Yes! I actually want to make a bookshelf on Goodreads of all the books that I used when A) prepping for the test, and B) writing the book. I’ve often thought, “There’s an entire forest baked into my book.”
Do you have any favorite books from your high school reading lists that you remembered when you were studying?
Interesting question. Not really. I had a whole bunch that I wished I could have remembered better and wanted to go back and read (for the essay), but never found the time.
The “high-school-book-list-I-wish-I’d-remembered-enough-to-use-on-my-SAT-essay-list” included:
• The Great Gatsby by F. Scott Fitzgerald
• 1984 by George Orwell
• The Bell Jar by Sylvia Plath
• Lord of the Flies by William Golding
What are some things that surprised you about being the publishee rather than the publisher?
How flipping hard it is to write a book.
What was the hardest thing for you while writing your book?
I always say, “The hardest part of writing the book is … writing the book.”
Seriously though, turning off the entire world (except for my family and one or two close friends) was the only way I managed to get the book done. I had the hardest year of my life for personal reasons and there was simply no way for me to write a book with the internet or the phone available to me. I literally had to shut down all communication. There were a few times when I went to Kripalu, by myself, and spent a day in silence.

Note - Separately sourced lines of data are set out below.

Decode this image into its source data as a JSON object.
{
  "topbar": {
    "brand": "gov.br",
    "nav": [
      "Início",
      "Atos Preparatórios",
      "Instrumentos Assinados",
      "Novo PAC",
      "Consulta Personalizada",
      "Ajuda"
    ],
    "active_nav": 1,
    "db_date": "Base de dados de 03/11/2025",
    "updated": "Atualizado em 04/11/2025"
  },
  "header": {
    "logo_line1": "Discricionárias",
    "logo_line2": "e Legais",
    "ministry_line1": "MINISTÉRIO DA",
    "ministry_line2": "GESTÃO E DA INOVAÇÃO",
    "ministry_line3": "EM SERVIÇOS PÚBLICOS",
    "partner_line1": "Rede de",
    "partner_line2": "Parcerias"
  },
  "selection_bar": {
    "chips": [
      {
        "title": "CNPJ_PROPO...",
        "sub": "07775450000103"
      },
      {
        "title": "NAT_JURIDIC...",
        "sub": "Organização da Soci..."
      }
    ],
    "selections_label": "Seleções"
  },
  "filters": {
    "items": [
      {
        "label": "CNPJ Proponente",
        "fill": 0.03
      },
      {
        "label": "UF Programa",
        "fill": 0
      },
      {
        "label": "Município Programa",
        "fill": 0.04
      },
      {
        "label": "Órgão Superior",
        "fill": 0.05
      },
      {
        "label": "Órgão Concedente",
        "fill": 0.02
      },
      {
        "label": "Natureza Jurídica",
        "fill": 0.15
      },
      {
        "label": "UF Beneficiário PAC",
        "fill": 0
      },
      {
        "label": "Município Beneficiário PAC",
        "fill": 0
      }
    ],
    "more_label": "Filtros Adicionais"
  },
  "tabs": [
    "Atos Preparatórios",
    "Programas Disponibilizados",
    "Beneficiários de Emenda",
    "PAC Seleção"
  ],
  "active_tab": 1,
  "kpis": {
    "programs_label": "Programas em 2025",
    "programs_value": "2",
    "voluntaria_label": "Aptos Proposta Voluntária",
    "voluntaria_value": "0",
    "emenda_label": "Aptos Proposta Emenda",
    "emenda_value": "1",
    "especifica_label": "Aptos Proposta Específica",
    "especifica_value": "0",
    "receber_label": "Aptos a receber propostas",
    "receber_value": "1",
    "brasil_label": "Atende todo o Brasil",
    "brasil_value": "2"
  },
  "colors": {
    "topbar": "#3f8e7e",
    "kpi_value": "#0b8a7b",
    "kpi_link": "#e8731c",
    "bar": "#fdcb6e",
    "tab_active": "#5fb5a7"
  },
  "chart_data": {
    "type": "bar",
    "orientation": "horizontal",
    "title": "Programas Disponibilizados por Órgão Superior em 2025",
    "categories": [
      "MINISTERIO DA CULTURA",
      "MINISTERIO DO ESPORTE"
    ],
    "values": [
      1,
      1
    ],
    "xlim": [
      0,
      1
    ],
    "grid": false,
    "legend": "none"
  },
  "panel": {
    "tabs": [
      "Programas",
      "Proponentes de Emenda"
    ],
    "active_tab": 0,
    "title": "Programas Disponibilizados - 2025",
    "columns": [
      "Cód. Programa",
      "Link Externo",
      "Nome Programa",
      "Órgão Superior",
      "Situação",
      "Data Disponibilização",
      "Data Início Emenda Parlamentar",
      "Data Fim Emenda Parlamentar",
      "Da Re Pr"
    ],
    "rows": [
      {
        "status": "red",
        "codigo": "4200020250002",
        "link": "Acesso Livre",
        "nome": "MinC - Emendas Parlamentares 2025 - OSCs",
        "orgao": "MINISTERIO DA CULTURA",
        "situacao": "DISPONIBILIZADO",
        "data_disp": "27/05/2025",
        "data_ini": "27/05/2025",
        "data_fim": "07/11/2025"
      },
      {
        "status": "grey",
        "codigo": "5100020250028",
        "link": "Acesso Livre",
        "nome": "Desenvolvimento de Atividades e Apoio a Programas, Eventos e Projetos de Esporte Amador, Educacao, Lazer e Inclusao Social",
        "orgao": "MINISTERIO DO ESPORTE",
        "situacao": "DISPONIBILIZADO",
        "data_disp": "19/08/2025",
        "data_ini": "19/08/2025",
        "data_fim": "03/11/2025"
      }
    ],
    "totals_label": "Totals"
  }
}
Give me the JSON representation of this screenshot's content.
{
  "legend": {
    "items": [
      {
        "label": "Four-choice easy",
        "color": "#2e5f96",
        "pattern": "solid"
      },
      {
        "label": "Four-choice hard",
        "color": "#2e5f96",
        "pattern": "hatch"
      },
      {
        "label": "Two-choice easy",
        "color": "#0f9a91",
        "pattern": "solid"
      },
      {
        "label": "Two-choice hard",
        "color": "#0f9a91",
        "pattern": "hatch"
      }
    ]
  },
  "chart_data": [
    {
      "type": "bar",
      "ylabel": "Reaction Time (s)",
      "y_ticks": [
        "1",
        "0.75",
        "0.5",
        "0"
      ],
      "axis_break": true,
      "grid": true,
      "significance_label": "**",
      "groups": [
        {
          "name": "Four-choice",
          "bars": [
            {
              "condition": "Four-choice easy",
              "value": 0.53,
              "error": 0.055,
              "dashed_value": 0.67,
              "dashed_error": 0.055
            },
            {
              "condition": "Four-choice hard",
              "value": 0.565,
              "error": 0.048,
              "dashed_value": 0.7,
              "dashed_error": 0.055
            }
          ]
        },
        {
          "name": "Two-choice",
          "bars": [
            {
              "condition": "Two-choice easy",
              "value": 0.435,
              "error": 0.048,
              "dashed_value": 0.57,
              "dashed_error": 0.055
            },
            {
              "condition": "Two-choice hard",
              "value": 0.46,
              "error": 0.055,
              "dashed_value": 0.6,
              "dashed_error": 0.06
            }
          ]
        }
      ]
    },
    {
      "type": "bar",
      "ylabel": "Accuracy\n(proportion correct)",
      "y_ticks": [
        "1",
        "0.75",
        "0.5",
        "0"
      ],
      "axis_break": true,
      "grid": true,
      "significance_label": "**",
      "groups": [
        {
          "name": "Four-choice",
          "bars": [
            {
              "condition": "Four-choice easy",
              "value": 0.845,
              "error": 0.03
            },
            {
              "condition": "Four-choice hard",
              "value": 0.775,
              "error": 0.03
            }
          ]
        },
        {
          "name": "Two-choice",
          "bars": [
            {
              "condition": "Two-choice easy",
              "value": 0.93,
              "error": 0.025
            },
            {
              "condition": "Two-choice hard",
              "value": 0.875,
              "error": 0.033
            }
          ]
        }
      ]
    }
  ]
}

What book would you slip into a child’s bag who is heading to college?
The Autobiography of Benjamin Franklin
What book has taught you the most about the world?
The Things They Carried by Tim O’Brien, because he managed to make me understand and feel empathy for men fighting in a war – a circumstance I’d never been in and really had no desire to get to know more about. Or, any/all Mary Oliver poetry. What on earth does that woman take to make life seem so great? For a few years, I read one Mary Oliver poem every morning right after I’d wake up.
Is there a book that you re-read often?
I keep a shelf of “favorites” that I re-read at least once a year. The Things They Carried and Mary Oliver’s books are on it. Also, all Anne Lamotte non-fiction. I read those over and over. They’re like mac & cheese for me – total comfort. I read Joan Didion’s books again and again and Eat, Pray Love.
What would you tell someone who wants to write?
Only do it if:
A) You must. I’m not sure writing a book can possibly be “easy” for anyone, now that I’ve finished – and it’s not like childbirth, where you “forget.” I remember! I will say this though: I do have another story that I know that I must tell, despite the fact that I still remember the pain of writing the last book.
B) Assume that it will be harder and take twice as long as you think it will.
C) Do not compromise. Write the best book you can possibly write.
D) Trust yourself – first and last. Everyone has opinions and often they are conflicting and confusing; fine to listen to other opinions, but ultimately, stay true to yourself and honor your own, inner guide.